Personnel soignant dans la zone de santé de Bunia, en province de l’Ituri, à l’est de la République démocratique du Congo, l’infirmier Etienne Enzo, récemment guéri de la maladie à virus Ebola, raconte avec émotion les moments de peur, de doute et d’espoir  mais aussi de courage qu’il a traversés avant sa guérison.

Travailleur au Centre médical évangélique de Bunia où il exerce comme infirmier chef, Etienne Enzo se décrit comme un homme passionné par son métier.  Un engagement au service des malades qui a pourtant failli lui coûter la vie.

Tout a commencé alors qu’il effectuait sa tournée habituelle dans les salles d’hospitalisation.

« Nous avons commencé la journée par le tour des salles pour vérifier l’état des malades. A un moment donné, j’ai ressenti des vertiges. J’ai alerté l’équipe. Quelques minutes plus tard, j’ai commencé à vomir abondamment et à ressentir des démangeaisons sur tout le corps. Ensuite, la diarrhée est apparue. Je me demandais ce qui m’arrivait », raconte-t-il.

Heureusement, les premiers signes de la maladie se sont manifestés sur son lieu de travail, permettant une prise en charge immédiate par ses collègues.

« J’ai été directement pris en charge à l’hôpital. Un premier prélèvement a été effectué, mais le résultat est revenu négatif. Entre-temps, les médecins continuaient à traiter les symptômes, notamment la diarrhée, la fièvre et les vomissements », explique-t-il.

Derrière les soins, il y avait aussi une profonde détresse humaine. Sa famille et ses proches vivaient dans l’angoisse, tandis que lui-même tentait de garder espoir et courage malgré le contexte particulièrement difficile.

«  (…) Pour ma part, je gardais confiance en Dieu, même si un médecin venait de mourir d’Ebola quelques jours auparavant. J’étais isolé, mais je ne cédais pas à la peur », se souvient-il.

Après plusieurs analyses, le verdict tombe finalement : au septième test, Ebola est confirmé.

« Le traitement symptomatique a continué. Lorsque je vomissais, on me donnait des médicaments adaptés. Pour la diarrhée, je recevais beaucoup de liquides et du zinc. Les équipes médicales faisaient tout pour soulager les douleurs et stabiliser mon état », témoigne-t-il.
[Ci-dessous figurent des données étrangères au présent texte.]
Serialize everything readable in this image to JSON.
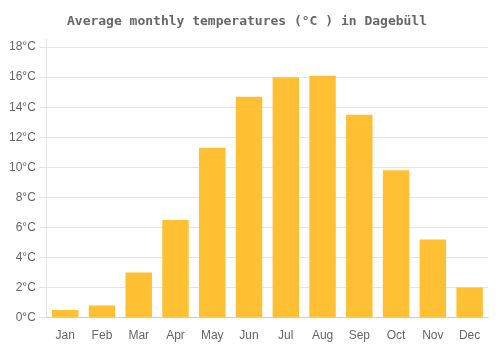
{
  "chart_data": {
    "type": "bar",
    "title": "Average monthly temperatures (°C ) in Dagebüll",
    "categories": [
      "Jan",
      "Feb",
      "Mar",
      "Apr",
      "May",
      "Jun",
      "Jul",
      "Aug",
      "Sep",
      "Oct",
      "Nov",
      "Dec"
    ],
    "values": [
      0.5,
      0.8,
      3.0,
      6.5,
      11.3,
      14.7,
      16.0,
      16.1,
      13.5,
      9.8,
      5.2,
      2.0
    ],
    "color": "#FFC133",
    "ylim": [
      0,
      18.5
    ],
    "yticks": [
      {
        "value": 0,
        "label": "0°C"
      },
      {
        "value": 2,
        "label": "2°C"
      },
      {
        "value": 4,
        "label": "4°C"
      },
      {
        "value": 6,
        "label": "6°C"
      },
      {
        "value": 8,
        "label": "8°C"
      },
      {
        "value": 10,
        "label": "10°C"
      },
      {
        "value": 12,
        "label": "12°C"
      },
      {
        "value": 14,
        "label": "14°C"
      },
      {
        "value": 16,
        "label": "16°C"
      },
      {
        "value": 18,
        "label": "18°C"
      }
    ],
    "grid": true
  }
}
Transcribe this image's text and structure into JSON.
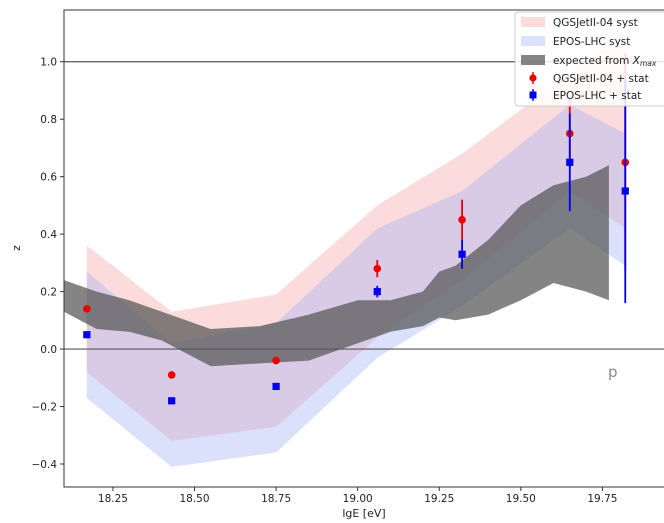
{
  "chart_data": {
    "type": "scatter",
    "xlabel": "lgE [eV]",
    "ylabel": "z",
    "xlim": [
      18.1,
      20.0
    ],
    "ylim": [
      -0.48,
      1.18
    ],
    "x_ticks": [
      "18.25",
      "18.50",
      "18.75",
      "19.00",
      "19.25",
      "19.50",
      "19.75"
    ],
    "y_ticks": [
      "−0.4",
      "−0.2",
      "0.0",
      "0.2",
      "0.4",
      "0.6",
      "0.8",
      "1.0"
    ],
    "grid": false,
    "legend": "top-right",
    "reference_lines": [
      1.0,
      0.0
    ],
    "annotation": "p",
    "bands": [
      {
        "name": "QGSJetII-04 syst",
        "color": "#f5aaaa",
        "x": [
          18.17,
          18.43,
          18.75,
          19.06,
          19.32,
          19.65,
          19.82
        ],
        "upper": [
          0.36,
          0.13,
          0.19,
          0.5,
          0.68,
          0.96,
          1.1
        ],
        "lower": [
          -0.08,
          -0.32,
          -0.27,
          0.04,
          0.24,
          0.55,
          0.42
        ]
      },
      {
        "name": "EPOS-LHC syst",
        "color": "#aab4f5",
        "x": [
          18.17,
          18.43,
          18.75,
          19.06,
          19.32,
          19.65,
          19.82
        ],
        "upper": [
          0.27,
          0.02,
          0.09,
          0.42,
          0.55,
          0.85,
          0.75
        ],
        "lower": [
          -0.17,
          -0.41,
          -0.36,
          -0.03,
          0.15,
          0.42,
          0.29
        ]
      },
      {
        "name": "expected from X_max",
        "label_text": "expected from ",
        "label_math": "X",
        "label_sub": "max",
        "color": "#555555",
        "x": [
          18.1,
          18.2,
          18.3,
          18.4,
          18.55,
          18.7,
          18.85,
          19.0,
          19.1,
          19.2,
          19.25,
          19.3,
          19.4,
          19.5,
          19.6,
          19.7,
          19.77
        ],
        "upper": [
          0.24,
          0.2,
          0.17,
          0.13,
          0.07,
          0.08,
          0.12,
          0.17,
          0.17,
          0.2,
          0.27,
          0.29,
          0.38,
          0.5,
          0.57,
          0.6,
          0.64
        ],
        "lower": [
          0.13,
          0.07,
          0.06,
          0.03,
          -0.06,
          -0.05,
          -0.04,
          0.02,
          0.06,
          0.08,
          0.11,
          0.1,
          0.12,
          0.17,
          0.23,
          0.2,
          0.17
        ]
      }
    ],
    "series": [
      {
        "name": "QGSJetII-04 + stat",
        "color": "#ee0000",
        "marker": "circle",
        "x": [
          18.17,
          18.43,
          18.75,
          19.06,
          19.32,
          19.65,
          19.82
        ],
        "y": [
          0.14,
          -0.09,
          -0.04,
          0.28,
          0.45,
          0.75,
          0.65
        ],
        "err": [
          0.01,
          0.01,
          0.01,
          0.03,
          0.07,
          0.12,
          0.38
        ]
      },
      {
        "name": "EPOS-LHC + stat",
        "color": "#0000ee",
        "marker": "square",
        "x": [
          18.17,
          18.43,
          18.75,
          19.06,
          19.32,
          19.65,
          19.82
        ],
        "y": [
          0.05,
          -0.18,
          -0.13,
          0.2,
          0.33,
          0.65,
          0.55
        ],
        "err": [
          0.01,
          0.01,
          0.01,
          0.02,
          0.05,
          0.17,
          0.39
        ]
      }
    ]
  }
}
Après plusieurs jours de lutte contre la maladie, Etienne Enzo est finalement déclaré guéri le dimanche dernier. Une victoire qu’il considère comme une grâce.  « Je suis un combattant. J’étais sur le terrain lorsque j’ai contracté le virus et aujourd’hui je suis vivant. Est-ce que je suis meilleur que ce médecin qui est décédé ? Non. C’est grâce à Dieu », dit-il avec humilité.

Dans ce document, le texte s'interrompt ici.